AMM: The Mau Mau Chaplains is a conglomeration of really, really great musicians. I have worked with most of them on other projects before, some of us have been playing together for twenty-five years, and the rest are guys we've added on, but on the whole, they're older cats who have a lot of experience and are real professional players and I feel lucky to be able to perform with such wonderful musicians.
: The groups you've been playing with for thirty years, can you name a couple of those?
AMM: The Lotions, Stop The Truck, I-Tex, Those are the three main bands that I've gotten these guys from. Mike Pankratz and I, the drummer, have been together a long, long time, since the end of the Lotions, which I believe was in about '84 or '85, we've been together playing since then. Steve Carter used to actually be a part-time member of the Lotions, so he's an even older partner of mine. Of course, we have worked together as Stop The Truck, and still do. We've been around a while.
: As somebody who has been playing reggae for forty years now, what influenced you to go out and form the Stop The Truck Band, the country western band you have toured the United States and Europe with for so many years?
AMM: I enjoy country music and I like writing country music. I think we write good country songs. Country and reggae are so much alike if you look at traditional country, which is what Stop The Truck plays a lot of, a lot of our own songs are traditional county. If you move a couple of instruments around, it becomes reggae. It's all music and it’s all valid. We sing about the same kind of things with the country songs that we do with the reggae songs. It's just another genre that people love, it brings healing to them and to us at this stage of our lives and our careers, that's what's important to us, and country is a great vehicle to do that.
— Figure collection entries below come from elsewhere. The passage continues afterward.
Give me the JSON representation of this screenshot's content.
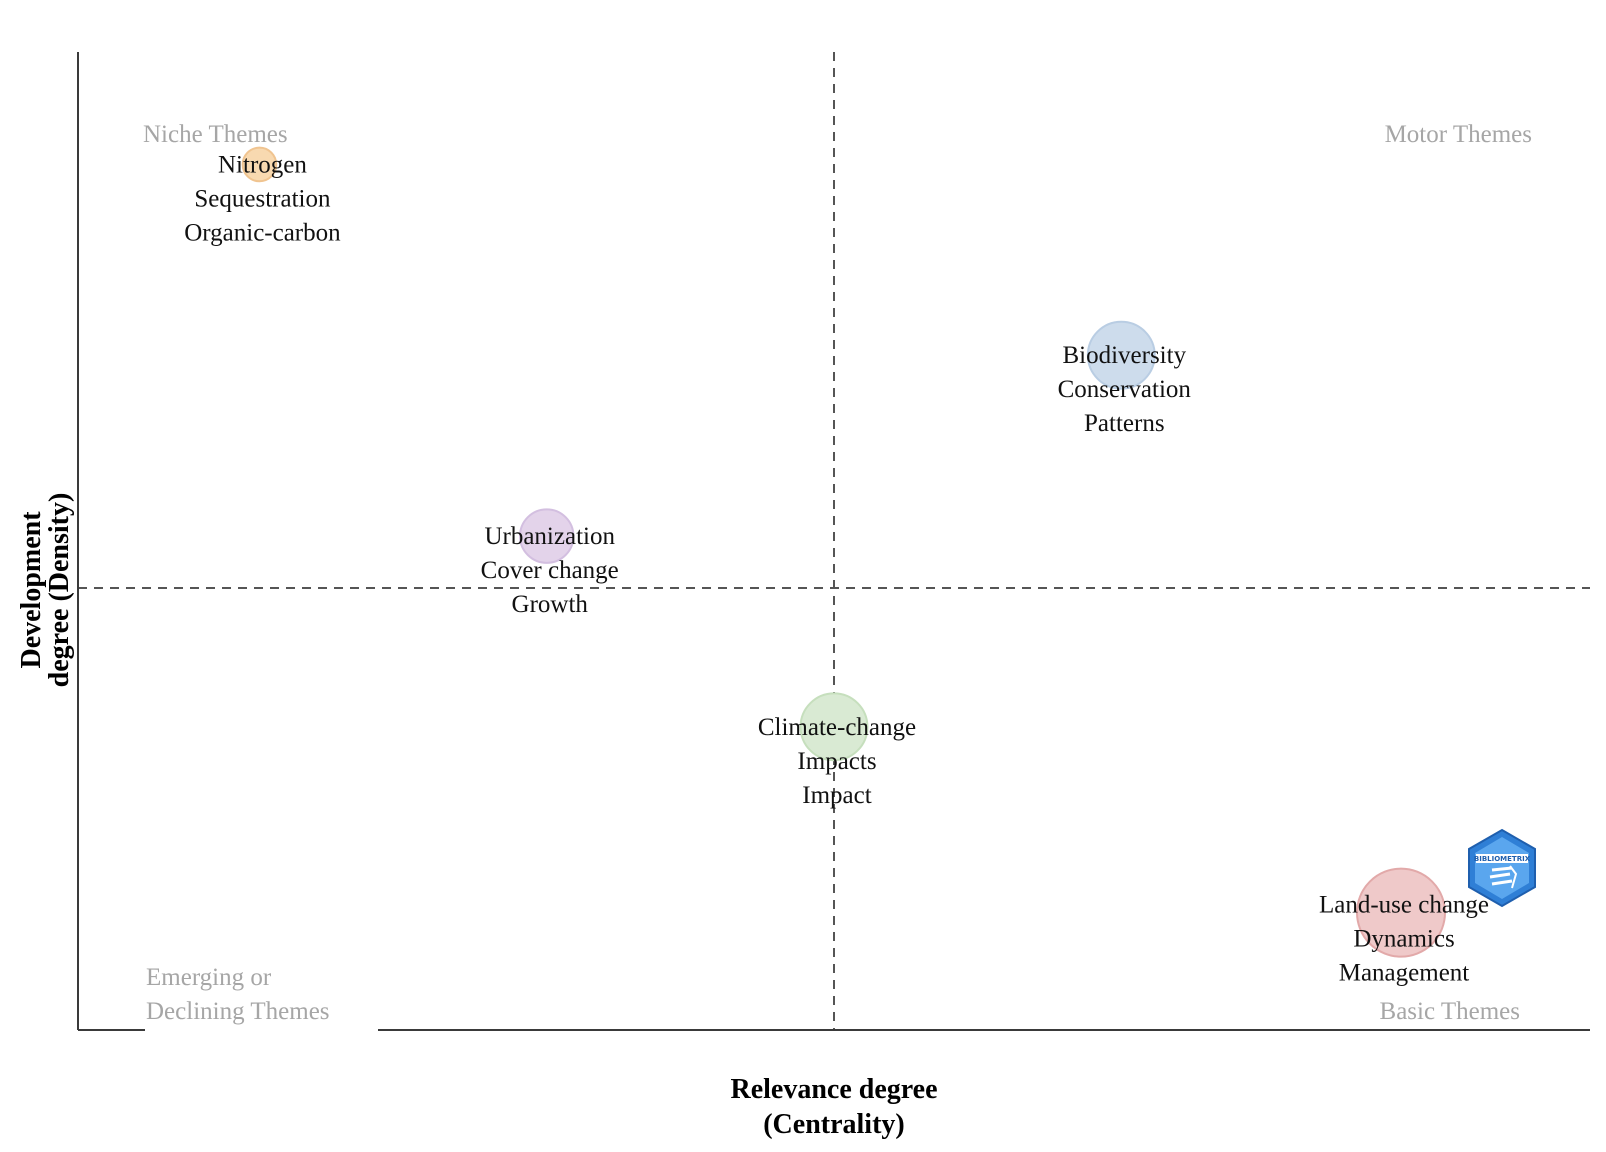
{
  "chart_data": {
    "type": "scatter",
    "title": "",
    "xlabel_lines": [
      "Relevance degree",
      "(Centrality)"
    ],
    "ylabel_lines": [
      "Development",
      "degree (Density)"
    ],
    "quadrants": {
      "top_left": "Niche Themes",
      "top_right": "Motor Themes",
      "bottom_left_lines": [
        "Emerging or",
        "Declining Themes"
      ],
      "bottom_right": "Basic Themes"
    },
    "xlim": [
      0,
      1
    ],
    "ylim": [
      0,
      1
    ],
    "x_divider": 0.5,
    "y_divider": 0.5,
    "clusters": [
      {
        "name": "Nitrogen",
        "terms": [
          "Nitrogen",
          "Sequestration",
          "Organic-carbon"
        ],
        "centrality": 0.12,
        "density": 0.885,
        "size": 0.15,
        "color": "#f8d9b0",
        "stroke": "#f0c490"
      },
      {
        "name": "Biodiversity",
        "terms": [
          "Biodiversity",
          "Conservation",
          "Patterns"
        ],
        "centrality": 0.69,
        "density": 0.69,
        "size": 0.67,
        "color": "#cddcec",
        "stroke": "#b9cde3"
      },
      {
        "name": "Urbanization",
        "terms": [
          "Urbanization",
          "Cover change",
          "Growth"
        ],
        "centrality": 0.31,
        "density": 0.505,
        "size": 0.46,
        "color": "#e3d3ea",
        "stroke": "#d3bfe0"
      },
      {
        "name": "Climate-change",
        "terms": [
          "Climate-change",
          "Impacts",
          "Impact"
        ],
        "centrality": 0.5,
        "density": 0.31,
        "size": 0.67,
        "color": "#d9ead3",
        "stroke": "#c6dfbd"
      },
      {
        "name": "Land-use change",
        "terms": [
          "Land-use change",
          "Dynamics",
          "Management"
        ],
        "centrality": 0.875,
        "density": 0.12,
        "size": 1.0,
        "color": "#efc9c9",
        "stroke": "#e2a9a9"
      }
    ],
    "logo_text": "BIBLIOMETRIX",
    "colors": {
      "quadrant_label": "#a6a6a6",
      "logo": "#2f7fd6"
    }
  }
}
: What observations can you make as a white southerner performing in a primarily black genre?
AMM: Well, there's a lot of people like me. Every white blues or R&B artist that came from the south is faced with a similar dilemma or dichotomy. I don't know, I kind of forget about it but I am sure that when people come to see us the first time, that's the first thing on their mind. They tell me it is, and then they say as soon as you guys start singing, it all goes away. That's kind of the way I wish it would happen for everybody. As soon as we start singing, or they start singing, it should all go away, and it kind of does. It doesn't solve every problem, but it is certainly one point which we all agree, that singing, and the melody of songs and the words there in are beautiful and they have a lot of meaning and they can bring us together on a primal level.
: What influenced you to write the songs on your latest CD, Strange Tacos?
AMM: Well, the two songs I wrote, on is called Police Haffa Murder and the other one is Forces Of Interdiction. They're both about the police state that exists in the United States - and elsewhere, about the attitude of the police towards people like myself, and by that I mean, people who smoke herb. We just want to be free and sometimes we get profiled and persecuted and kidnapped, and sometimes even murdered by the police. I think if you look in the news you will see what I mean, that is kind of self-explanatory, I don't want to just gloss over that, I don't want to just ignore that. We have to all stand together against those guys when it comes to being like that. You shouldn't use that kind of power in the wrong way. Now, that having been said, the song that Steve wrote is about being in love. So there you go, you've got both sides of it covered.